To understand big data, it helps to see how it stacks up — that is, to lay out the components of the architecture. A big data management architecture must include a variety of services that enable companies to make use of myriad data sources in a fast and effective manner.


Here's a closer look at what's in the image and the relationship between the components:

  • Interfaces and feeds: On either side of the diagram are indications of interfaces and feeds into and out of both internally managed data and data feeds from external sources. To understand how big data works in the real world, start by understanding this necessity.

    What makes big data big is that it relies on picking up lots of data from lots of sources. Therefore, open application programming interfaces (APIs) will be core to any big data architecture.

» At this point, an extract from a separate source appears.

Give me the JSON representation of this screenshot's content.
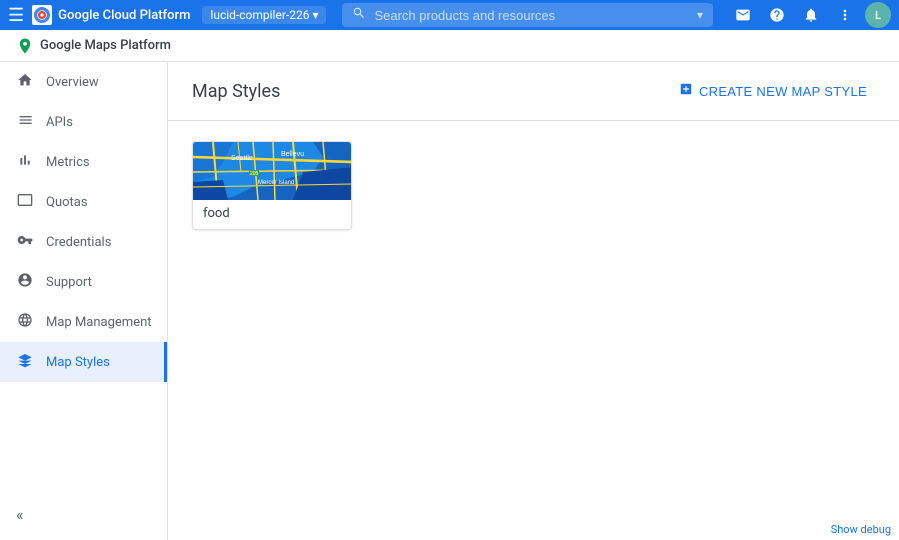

    In addition, keep in mind that interfaces exist at every level and between every layer of the stack. Without integration services, big data can't happen.

  • Redundant physical infrastructure: The supporting physical infrastructure is fundamental to the operation and scalability of a big data architecture. Without the availability of robust physical infrastructures, big data would probably not have emerged as such an important trend.

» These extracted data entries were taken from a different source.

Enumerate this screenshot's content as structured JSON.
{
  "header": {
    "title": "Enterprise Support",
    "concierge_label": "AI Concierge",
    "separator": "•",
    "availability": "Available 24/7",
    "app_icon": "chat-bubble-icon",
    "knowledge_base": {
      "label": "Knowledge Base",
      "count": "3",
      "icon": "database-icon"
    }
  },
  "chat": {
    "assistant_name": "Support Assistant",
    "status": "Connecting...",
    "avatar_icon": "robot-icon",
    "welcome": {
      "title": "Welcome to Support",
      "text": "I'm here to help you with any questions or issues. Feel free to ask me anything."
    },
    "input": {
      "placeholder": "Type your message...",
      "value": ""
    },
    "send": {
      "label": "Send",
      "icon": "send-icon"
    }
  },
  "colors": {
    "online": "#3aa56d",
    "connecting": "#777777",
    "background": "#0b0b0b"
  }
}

    To support an unanticipated or unpredictable volume of data, a physical infrastructure for big data has to be different than that for traditional data. The physical infrastructure is based on a distributed computing model. This means that data may be physically stored in many different locations and can be linked together through networks, the use of a distributed file system, and various big data analytic tools and applications.

  • Security infrastructure: The more important big data analysis becomes to companies, the more important it will be to secure that data. For example, if you are a healthcare company, you will probably want to use big data applications to determine changes in demographics or shifts in patient needs.

    This data about your constituents needs to be protected both to meet compliance requirements and to protect the patients' privacy. You will need to take into account who is allowed to see the data and under what circumstances they are allowed to do so. You will need to be able to verify the identity of users as well as protect the identity of patients.

  • Operational data sources: When you think about big data, understand that you have to incorporate all the data sources that will give you a complete picture of your business and see how the data impacts the way you operate your business.

    Traditionally, an operational data source consisted of highly structured data managed by the line of business in a relational database. But as the world changes, it is important to understand that operational data now has to encompass a broader set of data sources.